How to Troubleshoot CPU/Memory faults with Solaris[TM] FMA

Asset ID:	1-71-1008263.1
Update Date:	2017-10-18
Keywords:

Solution Type Technical Instruction Sure

Solution 1008263.1 : How to Troubleshoot CPU/Memory faults with Solaris[TM] FMA

Applies to:

Sun Fire E20K Server - Version All Versions and later
Sun Fire E25K Server - Version All Versions and later
Sun Fire 4810 Server - Version All Versions and later
Sun Fire 6800 Server - Version All Versions and later
Sun Fire E2900 Server - Version All Versions and later
All Platforms

Goal

Certain hardware failures can result in multiple components being identified as at fault. In addition FMA bugs exist which can cause innocent components to be disabled in error.

Solution

1. Confirm what FMA believes to be currently at fault from the output of fmadm faulty

If the fmadm faulty output looks like the following example the system is patched at a very old level where multiple bugs exist.

At this level memory fault diagnosis is still very reliable but CPU faults are very likely to be false.

$ pwd
/explorer.../fma
$ cat fmadm-faulty.out
STATE RESOURCE / UUID
-------- ----------------------------------------------------------------------
faulted cpu:///cpuid=482/serial=80011A28C751C469
6edb6157-d195-e1ba-eed2-a021b432b99f
-------- ----------------------------------------------------------------------
faulted cpu:///cpuid=486/serial=80011A28C751C469
6edb6157-d195-e1ba-eed2-a021b432b99f
-------- ----------------------------------------------------------------------
degraded mem:///unum=SB17/P2/B1,J15301,J15401,J15501,J15601
709b49ae-c2c9-ea93-93a2-ed44337adf5d
-------- ----------------------------------------------------------------------

In this example two CPU cores from the same socket were identified as a result of a single fault diagnosis UUID 6edb6157-d195-e1ba-eed2-a021b432b99f. The single bank of memory including four DIMMs was identified as a result of a second diagnosis UUID 709b49ae-c2c9-ea93-93a2-ed44337adf5d.

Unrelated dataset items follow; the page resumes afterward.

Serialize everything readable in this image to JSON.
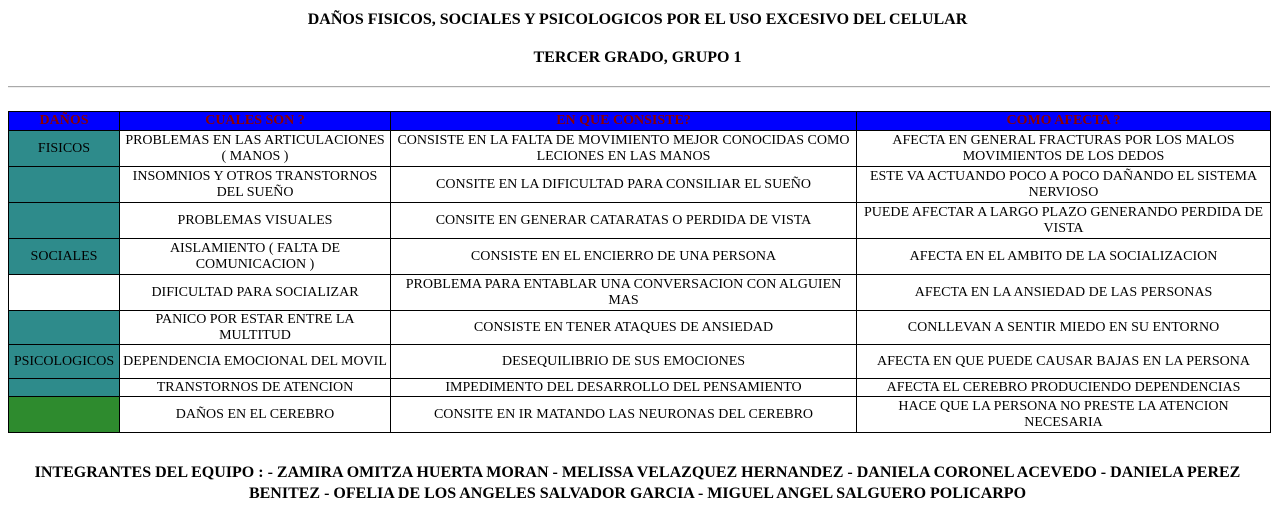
{
  "title": "DAÑOS FISICOS, SOCIALES Y PSICOLOGICOS POR EL USO EXCESIVO DEL CELULAR",
  "subtitle": "TERCER GRADO, GRUPO 1",
  "colors": {
    "header_bg": "#0000ff",
    "header_text": "#8b0000",
    "teal": "#2e8b8b",
    "green": "#2e8b2e",
    "white": "#ffffff"
  },
  "table": {
    "headers": [
      "DAÑOS",
      "CUALES SON ?",
      "EN QUE CONSISTE?",
      "COMO AFECTA ?"
    ],
    "rows": [
      {
        "category": "FISICOS",
        "cat_color": "teal",
        "cual": "PROBLEMAS EN LAS ARTICULACIONES ( MANOS )",
        "consiste": "CONSISTE EN LA FALTA DE MOVIMIENTO MEJOR CONOCIDAS COMO LECIONES EN LAS MANOS",
        "afecta": "AFECTA EN GENERAL FRACTURAS POR LOS MALOS MOVIMIENTOS DE LOS DEDOS"
      },
      {
        "category": "",
        "cat_color": "teal",
        "cual": "INSOMNIOS Y OTROS TRANSTORNOS DEL SUEÑO",
        "consiste": "CONSITE EN LA DIFICULTAD PARA CONSILIAR EL SUEÑO",
        "afecta": "ESTE VA ACTUANDO POCO A POCO DAÑANDO EL SISTEMA NERVIOSO"
      },
      {
        "category": "",
        "cat_color": "teal",
        "cual": "PROBLEMAS VISUALES",
        "consiste": "CONSITE EN GENERAR CATARATAS O PERDIDA DE VISTA",
        "afecta": "PUEDE AFECTAR A LARGO PLAZO GENERANDO PERDIDA DE VISTA"
      },
      {
        "category": "SOCIALES",
        "cat_color": "teal",
        "cual": "AISLAMIENTO ( FALTA DE COMUNICACION )",
        "consiste": "CONSISTE EN EL ENCIERRO DE UNA PERSONA",
        "afecta": "AFECTA EN EL AMBITO DE LA SOCIALIZACION"
      },
      {
        "category": "",
        "cat_color": "white",
        "cual": "DIFICULTAD PARA SOCIALIZAR",
        "consiste": "PROBLEMA PARA ENTABLAR UNA CONVERSACION CON ALGUIEN MAS",
        "afecta": "AFECTA EN LA ANSIEDAD DE LAS PERSONAS"
      },
      {
        "category": "",
        "cat_color": "teal",
        "cual": "PANICO POR ESTAR ENTRE LA MULTITUD",
        "consiste": "CONSISTE EN TENER ATAQUES DE ANSIEDAD",
        "afecta": "CONLLEVAN A SENTIR MIEDO EN SU ENTORNO"
      },
      {
        "category": "PSICOLOGICOS",
        "cat_color": "teal",
        "cual": "DEPENDENCIA EMOCIONAL DEL MOVIL",
        "consiste": "DESEQUILIBRIO DE SUS EMOCIONES",
        "afecta": "AFECTA EN QUE PUEDE CAUSAR BAJAS EN LA PERSONA"
      },
      {
        "category": "",
        "cat_color": "teal",
        "cual": "TRANSTORNOS DE ATENCION",
        "consiste": "IMPEDIMENTO DEL DESARROLLO DEL PENSAMIENTO",
        "afecta": "AFECTA EL CEREBRO PRODUCIENDO DEPENDENCIAS"
      },
      {
        "category": "",
        "cat_color": "green",
        "cual": "DAÑOS EN EL CEREBRO",
        "consiste": "CONSITE EN IR MATANDO LAS NEURONAS DEL CEREBRO",
        "afecta": "HACE QUE LA PERSONA NO PRESTE LA ATENCION NECESARIA"
      }
    ]
  },
  "footer": "INTEGRANTES DEL EQUIPO : - ZAMIRA OMITZA HUERTA MORAN - MELISSA VELAZQUEZ HERNANDEZ - DANIELA CORONEL ACEVEDO - DANIELA PEREZ BENITEZ - OFELIA DE LOS ANGELES SALVADOR GARCIA - MIGUEL ANGEL SALGUERO POLICARPO"
}
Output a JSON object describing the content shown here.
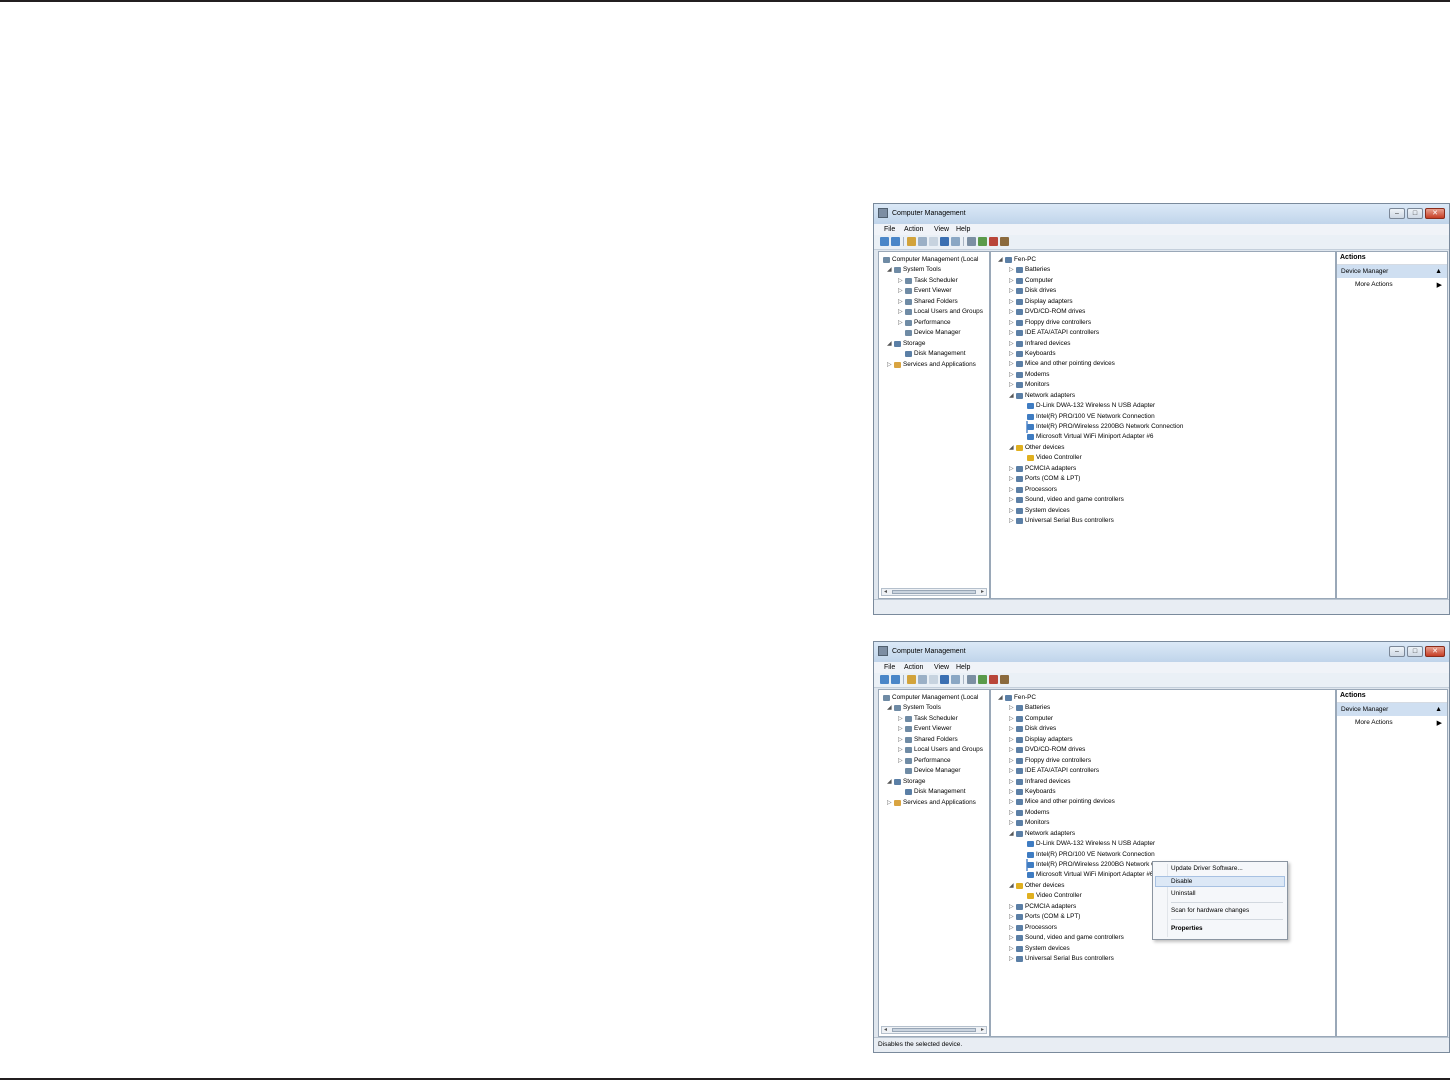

Exceptions: The output of fmadm faulty will only contain faults on components currently presented to Solaris. There are a number of reasons why components might not be presented to Solaris.

The component is CHS disabled and no longer presented to Solaris
The component failed POST and is no longer presented to Solaris
An admin manually removed components from the domain/system config.

Note: Once you get to Solaris 10 u5 (05/08) or above if you specify the -a option (fmadm-faulty-a.out in the explorer), all resource information cached by the Fault Manager is listed.

Example fmadm faulty output from Solaris 10 u5 or above:

--------------- ------------------------------------ -------------- ---------
TIME            EVENT-ID                              MSG-ID         SEVERITY
--------------- ------------------------------------ -------------- ---------
Aug 28 15:51:07 fde0f532-04f1-ed2a-dd72-d371fe56972a SUN4U-8000-35 Critical

Host        : cls011a
Platform    : SUNW,Sun-Fire-15000 Chassis_id :
Product_sn :

Fault class : fault.memory.bank 95%
Affects     : mem:///unum=SB3/P1/B1,J14301,J14401,J14501,J14601
                   out of service, but associated components no longer faulty
FRU         : mem:///unum=SB3/P1/B1,J14301,J14401,J14501,J14601 95%
                   not present
Serial ID. : 5015401A1EF22
               5015401414014
               5015401A1EF00
               5015401407058

Description : The number of errors associated with this memory module has
               exceeded acceptable levels. Refer to
               http://sun.com/msg/SUN4U-8000-35 for more information.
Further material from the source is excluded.